Saibam: nos países mundo afora sujeitos à tarifação imposta pelo destrambelhado, não se viram facções de direita com representação nos respectivos Parlamentos e líderes “conservadores” alinhados com Trump. Ao contrário: a repulsa às imposições uniu adversários, que continuaram a divergir sobre o resto, mas não sobre medidas que, afinal, são ruins para todo mundo.
Por aqui, as coisas são diferentes. O presidente norte-americano percebeu que há uma súcia de sabujos, de gente mequetrefe, de vagabundos morais, que, para travar a guerra política interna, aceita a interferência de um governo estrangeiro nos assuntos internos e a linguagem da ameaça, da intimidação, da chantagem, do achaque. Qual foi a reação de Bolsonaro dois dias depois do anúncio das tarifas? Disse que via decisão de Trump com “grande responsabilidade”. E exaltou as suas virtudes.
COMUNICADO ASQUEROSO DA CNA
Ainda ontem, a Confederação Nacional de Agricultura e Pecuária do Brasil (CNA), que se transformou um aparelho do bolsonarismo, propagadora do reacionarismo mais abjeto, publicou um comunicado em que houve por bem atacar o governo brasileiro e o Judiciário, classificando os anúncios de Trump de “simbólicos”. É um amontoado de aberrações.
É evidente que a abertura da investigação com base da Seção 301 vai muito além do apego de Trump por Bolsonaro. Ele percebeu que pode usar o ex-presidente e seus seguidores como seus agentes internos, a exemplo do que faziam os nazistas com os colaboracionistas nos países que iam caindo sob as suas garras. A República de Vichy contava com a Milícia Francesa, por exemplo, que podia ser tão violenta como a nazistada da França ocupada.

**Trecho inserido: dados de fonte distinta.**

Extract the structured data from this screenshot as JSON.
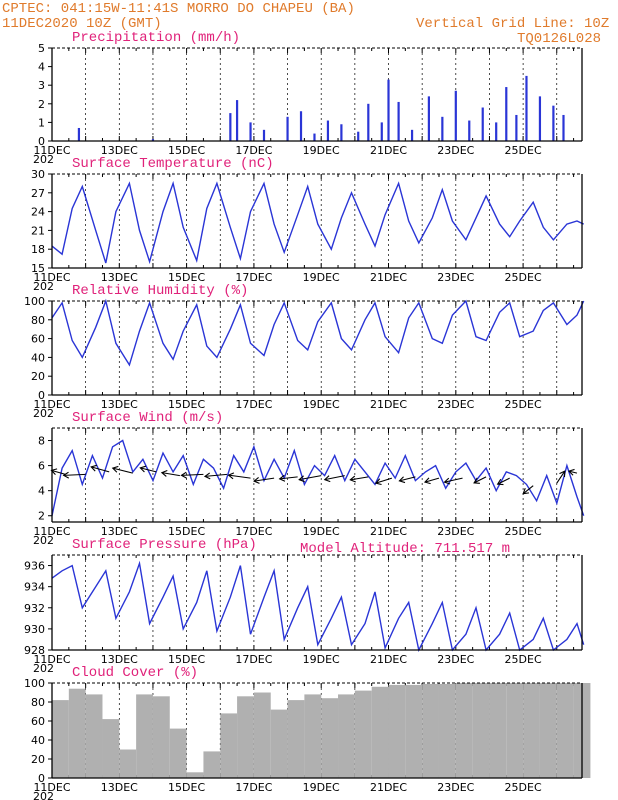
{
  "header": {
    "station": "CPTEC:  041:15W-11:41S  MORRO DO CHAPEU (BA)",
    "run": "11DEC2020 10Z (GMT)",
    "grid_note": "Vertical Grid Line: 10Z",
    "code": "TQ0126L028",
    "altitude": "Model Altitude: 711.517 m"
  },
  "colors": {
    "header": "#e07b2c",
    "title": "#e0227a",
    "series": "#2a35d6",
    "cloud": "#b0b0b0",
    "precip": "#2a35d6",
    "wind_arrows": "#000000"
  },
  "x_axis": {
    "day_labels": [
      "11DEC",
      "13DEC",
      "15DEC",
      "17DEC",
      "19DEC",
      "21DEC",
      "23DEC",
      "25DEC"
    ],
    "day_index": [
      0,
      2,
      4,
      6,
      8,
      10,
      12,
      14
    ],
    "year_fragment": "202"
  },
  "chart_data": [
    {
      "id": "precip",
      "type": "bar",
      "title": "Precipitation (mm/h)",
      "ylim": [
        0,
        5
      ],
      "yticks": [
        "0",
        "1",
        "2",
        "3",
        "4",
        "5"
      ],
      "x_unit": "days since 11DEC 10Z",
      "x": [
        0.8,
        3.0,
        5.3,
        5.5,
        5.9,
        6.3,
        7.0,
        7.4,
        7.8,
        8.2,
        8.6,
        9.1,
        9.4,
        9.8,
        10.0,
        10.3,
        10.7,
        11.2,
        11.6,
        12.0,
        12.4,
        12.8,
        13.2,
        13.5,
        13.8,
        14.1,
        14.5,
        14.9,
        15.2
      ],
      "values": [
        0.7,
        0.1,
        1.5,
        2.2,
        1.0,
        0.6,
        1.3,
        1.6,
        0.4,
        1.1,
        0.9,
        0.5,
        2.0,
        1.0,
        3.3,
        2.1,
        0.6,
        2.4,
        1.3,
        2.7,
        1.1,
        1.8,
        1.0,
        2.9,
        1.4,
        3.5,
        2.4,
        1.9,
        1.4
      ]
    },
    {
      "id": "temp",
      "type": "line",
      "title": "Surface Temperature (nC)",
      "ylim": [
        15,
        30
      ],
      "yticks": [
        "15",
        "18",
        "21",
        "24",
        "27",
        "30"
      ],
      "x": [
        0.0,
        0.3,
        0.6,
        0.9,
        1.3,
        1.6,
        1.9,
        2.3,
        2.6,
        2.9,
        3.3,
        3.6,
        3.9,
        4.3,
        4.6,
        4.9,
        5.3,
        5.6,
        5.9,
        6.3,
        6.6,
        6.9,
        7.3,
        7.6,
        7.9,
        8.3,
        8.6,
        8.9,
        9.3,
        9.6,
        9.9,
        10.3,
        10.6,
        10.9,
        11.3,
        11.6,
        11.9,
        12.3,
        12.6,
        12.9,
        13.3,
        13.6,
        13.9,
        14.3,
        14.6,
        14.9,
        15.3,
        15.6,
        15.8
      ],
      "values": [
        18.5,
        17.2,
        24.5,
        28.0,
        21.0,
        15.8,
        24.0,
        28.5,
        21.0,
        16.0,
        24.0,
        28.5,
        21.5,
        16.2,
        24.5,
        28.5,
        21.5,
        16.5,
        24.0,
        28.5,
        22.0,
        17.5,
        23.5,
        28.0,
        22.0,
        18.0,
        23.0,
        27.0,
        22.0,
        18.5,
        23.5,
        28.5,
        22.5,
        19.0,
        23.0,
        27.5,
        22.5,
        19.5,
        23.0,
        26.5,
        22.0,
        20.0,
        22.5,
        25.5,
        21.5,
        19.5,
        22.0,
        22.5,
        22.0
      ]
    },
    {
      "id": "rh",
      "type": "line",
      "title": "Relative Humidity (%)",
      "ylim": [
        0,
        100
      ],
      "yticks": [
        "0",
        "20",
        "40",
        "60",
        "80",
        "100"
      ],
      "x": [
        0.0,
        0.3,
        0.6,
        0.9,
        1.3,
        1.6,
        1.9,
        2.3,
        2.6,
        2.9,
        3.3,
        3.6,
        3.9,
        4.3,
        4.6,
        4.9,
        5.3,
        5.6,
        5.9,
        6.3,
        6.6,
        6.9,
        7.3,
        7.6,
        7.9,
        8.3,
        8.6,
        8.9,
        9.3,
        9.6,
        9.9,
        10.3,
        10.6,
        10.9,
        11.3,
        11.6,
        11.9,
        12.3,
        12.6,
        12.9,
        13.3,
        13.6,
        13.9,
        14.3,
        14.6,
        14.9,
        15.3,
        15.6,
        15.8
      ],
      "values": [
        82,
        98,
        58,
        40,
        72,
        100,
        55,
        32,
        68,
        98,
        55,
        38,
        68,
        96,
        52,
        40,
        70,
        96,
        55,
        42,
        75,
        98,
        58,
        48,
        78,
        98,
        60,
        48,
        80,
        98,
        62,
        45,
        82,
        98,
        60,
        55,
        85,
        100,
        62,
        58,
        88,
        98,
        62,
        68,
        90,
        98,
        75,
        85,
        100
      ]
    },
    {
      "id": "wind",
      "type": "line",
      "title": "Surface Wind (m/s)",
      "ylim": [
        1.5,
        9
      ],
      "yticks": [
        "2",
        "4",
        "6",
        "8"
      ],
      "x": [
        0.0,
        0.3,
        0.6,
        0.9,
        1.2,
        1.5,
        1.8,
        2.1,
        2.4,
        2.7,
        3.0,
        3.3,
        3.6,
        3.9,
        4.2,
        4.5,
        4.8,
        5.1,
        5.4,
        5.7,
        6.0,
        6.3,
        6.6,
        6.9,
        7.2,
        7.5,
        7.8,
        8.1,
        8.4,
        8.7,
        9.0,
        9.3,
        9.6,
        9.9,
        10.2,
        10.5,
        10.8,
        11.1,
        11.4,
        11.7,
        12.0,
        12.3,
        12.6,
        12.9,
        13.2,
        13.5,
        13.8,
        14.1,
        14.4,
        14.7,
        15.0,
        15.3,
        15.6,
        15.8
      ],
      "values": [
        2.0,
        5.8,
        7.2,
        4.5,
        6.8,
        5.0,
        7.5,
        8.0,
        5.5,
        6.5,
        4.8,
        7.0,
        5.5,
        6.8,
        4.5,
        6.5,
        5.8,
        4.2,
        6.8,
        5.5,
        7.5,
        4.8,
        6.5,
        5.0,
        7.2,
        4.5,
        6.0,
        5.2,
        6.8,
        4.8,
        6.5,
        5.5,
        4.5,
        6.2,
        5.0,
        6.8,
        4.8,
        5.5,
        6.0,
        4.2,
        5.5,
        6.2,
        4.8,
        5.8,
        4.0,
        5.5,
        5.2,
        4.5,
        3.2,
        5.2,
        3.0,
        6.0,
        3.5,
        2.0
      ],
      "arrows_x": [
        0.4,
        1.0,
        1.7,
        2.4,
        3.1,
        3.8,
        4.5,
        5.2,
        5.9,
        6.6,
        7.3,
        8.0,
        8.7,
        9.4,
        10.1,
        10.8,
        11.5,
        12.2,
        12.9,
        13.6,
        14.3,
        15.0,
        15.6
      ],
      "arrows_y": [
        5.3,
        5.3,
        5.5,
        5.4,
        5.5,
        5.2,
        5.3,
        5.3,
        5.0,
        5.0,
        5.1,
        5.2,
        5.2,
        5.1,
        5.0,
        5.1,
        5.0,
        5.0,
        5.1,
        5.0,
        4.4,
        4.6,
        5.4
      ],
      "arrows_dir": [
        [
          -14,
          -4
        ],
        [
          -22,
          1
        ],
        [
          -18,
          -5
        ],
        [
          -20,
          -5
        ],
        [
          -16,
          -4
        ],
        [
          -18,
          -3
        ],
        [
          -22,
          1
        ],
        [
          -22,
          2
        ],
        [
          -22,
          -3
        ],
        [
          -20,
          3
        ],
        [
          -18,
          2
        ],
        [
          -22,
          4
        ],
        [
          -20,
          4
        ],
        [
          -18,
          3
        ],
        [
          -16,
          5
        ],
        [
          -16,
          4
        ],
        [
          -14,
          4
        ],
        [
          -18,
          4
        ],
        [
          -12,
          6
        ],
        [
          -12,
          6
        ],
        [
          -10,
          8
        ],
        [
          8,
          -12
        ],
        [
          -8,
          -2
        ]
      ]
    },
    {
      "id": "pressure",
      "type": "line",
      "title": "Surface Pressure (hPa)",
      "ylim": [
        928,
        937
      ],
      "yticks": [
        "928",
        "930",
        "932",
        "934",
        "936"
      ],
      "x": [
        0.0,
        0.3,
        0.6,
        0.9,
        1.3,
        1.6,
        1.9,
        2.3,
        2.6,
        2.9,
        3.3,
        3.6,
        3.9,
        4.3,
        4.6,
        4.9,
        5.3,
        5.6,
        5.9,
        6.3,
        6.6,
        6.9,
        7.3,
        7.6,
        7.9,
        8.3,
        8.6,
        8.9,
        9.3,
        9.6,
        9.9,
        10.3,
        10.6,
        10.9,
        11.3,
        11.6,
        11.9,
        12.3,
        12.6,
        12.9,
        13.3,
        13.6,
        13.9,
        14.3,
        14.6,
        14.9,
        15.3,
        15.6,
        15.8
      ],
      "values": [
        934.8,
        935.5,
        936.0,
        932.0,
        934.0,
        935.5,
        931.0,
        933.5,
        936.2,
        930.5,
        933.0,
        935.0,
        930.0,
        932.5,
        935.5,
        929.8,
        933.0,
        936.0,
        929.5,
        933.0,
        935.5,
        929.0,
        932.0,
        934.0,
        928.5,
        931.0,
        933.0,
        928.5,
        930.5,
        933.5,
        928.2,
        931.0,
        932.5,
        928.0,
        930.5,
        932.5,
        928.0,
        929.5,
        932.0,
        928.0,
        929.5,
        931.5,
        928.0,
        929.0,
        931.0,
        928.0,
        929.0,
        930.5,
        928.5
      ]
    },
    {
      "id": "cloud",
      "type": "bar",
      "title": "Cloud Cover (%)",
      "ylim": [
        0,
        100
      ],
      "yticks": [
        "0",
        "20",
        "40",
        "60",
        "80",
        "100"
      ],
      "x_unit": "days since 11DEC 10Z",
      "x": [
        0.0,
        0.5,
        1.0,
        1.5,
        2.0,
        2.5,
        3.0,
        3.5,
        4.0,
        4.5,
        5.0,
        5.5,
        6.0,
        6.5,
        7.0,
        7.5,
        8.0,
        8.5,
        9.0,
        9.5,
        10.0,
        10.5,
        11.0,
        11.5,
        12.0,
        12.5,
        13.0,
        13.5,
        14.0,
        14.5,
        15.0,
        15.5
      ],
      "values": [
        82,
        94,
        88,
        62,
        30,
        88,
        86,
        52,
        6,
        28,
        68,
        86,
        90,
        72,
        82,
        88,
        84,
        88,
        92,
        96,
        98,
        98,
        99,
        99,
        100,
        100,
        100,
        100,
        100,
        100,
        100,
        100
      ]
    }
  ]
}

Eis aí. Um dos alvos especiais da abertura de investigação é justamente o agro brasileiro, também o setor que mais pode sofrer com as tarifas. Sugiro que o comando da CNA vá hoje tocar flauta para Bolsonaro e seus seguidores. Esse sindicato representa os interesses dos produtores brasileiros? De qual setor?
ENCERRO
Tarcísio de Freitas, que anunciou a disposição de iniciar negociações paralelas com os entes federados dos EUA, pretende marcar um encontro com o governador, sei lá, do Wyoming para debater a Seção 301? Ah, sim: se der tudo errado por aqui, os chefões da CNA podem ir para lá para tirar leite de urso, bizonte e lobo. Além de se fartar com as vastas pastagens quando não estiverem cobertas de neve.